Aproveitamos uma aberta e fomos a pé até ao recinto onde estava a decorrer uma fiesta costumbrista. Aí, bebemos por todos uma garrafa de chicha, comemos empanadas e vimos grupos a dançar a cueca, a dança típica do país. Tivemos, sem dúvida, uma noite muito chilena. Ao voltar, passamos num pequeno mini mercado e compramos algo para o jantar, aproveitando para estrear o nosso Camping Gas. Quando experimentamos montar o sistema pela primeira vez (obviamente não nos lembramos de o testar em Valparaíso!) chegamos à conclusão de que o tipo de gás que tínhamos não servia para o bico. Foi um balde de água fria, principalmente porque tínhamos tudo preparado para começar a cozinhar. Entretanto pedimos à dona do camping se poderíamos usar a sua cozinha por breves momentos. A Senhora foi extremamente simpática e disponibilizou-nos de bom grado a cozinha. Fizemos uma mistela à base de batata, tomate e ovos. Algo básico e  substancial para alimentar os nossos corpos. Lembro-me da curiosidade extrema da senhora em saber a origem do prato que estávamos a preparar, como se fosse uma receita do outro mundo. Ao nosso lado, no camping, conhecemos uns viajantes, que eram chilenos e que, por coincidência, estudavam em Valparaíso. Ele era um apaixonado por cerveja e aconselhou-nos a visitar a cervejaria Kunstmann. Lembro-me de ele me dizer que a sua cerveja favorita era a Austral, produzida com água dos glaciares na cidade de Punta Arenas. Ficamos na conversa até tarde.
No dia seguinte, entre acordar tarde e com a chuva, chegou-nos a notícia de que não havia água quente.

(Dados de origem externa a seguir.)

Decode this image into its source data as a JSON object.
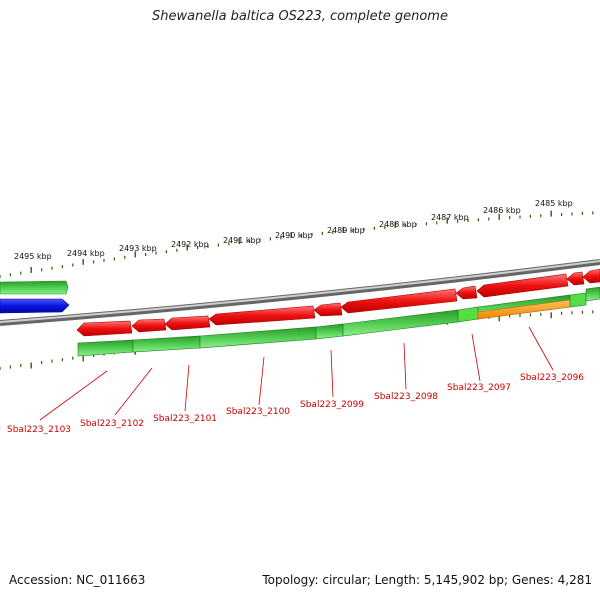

Esperamos imenso, mas em vão. Apesar da extrema simpatia dos donos, sentimos que tínhamos gasto mal o dinheiro. O quase almoço foi, novamente, pão, palta e tomate. Voltamos a Valdivia, sem parar na cervejaria Kuntsmann e eu, novamente, senti-me desanimado pelas circunstâncias. Era bom ter o E. e o S. por perto, mas sentia que andávamos novamente às voltas num lugar sem saber bem o que estávamos a fazer. Talvez tenha sido demasiado precipitado, mas a verdade é que o tempo não ajudou em nada.

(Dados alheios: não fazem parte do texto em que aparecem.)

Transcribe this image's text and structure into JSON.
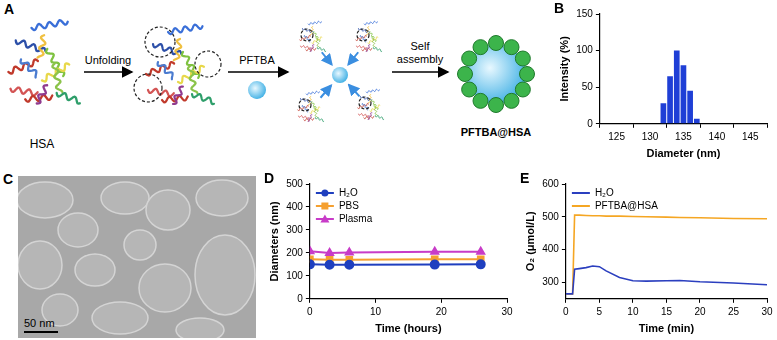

Em Valdivia, encontramos um lugar baratíssimo onde nos enchemos de comer Empanadas de Pino (Carne) e Calzones rotos, um doce chileno com não tanta ciência como pensava. De modo a seguir o nosso novo e pensado plano, apanhamos um autocarro para a Paillaco e pedimos ao condutor do autocarro para nos deixar no cruzamento com a Ruta 5, estrada também conhecida como Panamericana e que se incluí na lista das estradas mais míticas do planeta, ligando toda a costa do Pacífico, começando no Alasca e terminando na ilha de Chiloé, no Chile. Esta estrada, a Ruta 5, era assim a nossa derradeira oportunidade de viajar à boleia ao verdadeiro estilo americano. As rectas infinitas, a possibilidade de paragem e o grande número de camiões comerciais pareciam ser a fórmula do sucesso para o resto da nossa viagem. O nosso objectivo seria chegar, no mesmo dia, a Frutillar,  uma pequena localidade à beira do grande lago de Llanquihue e onde morava uma colega nossa da escola de Valparaíso. Uma oportunidade única que, certamente, não queriamos desperdiçar!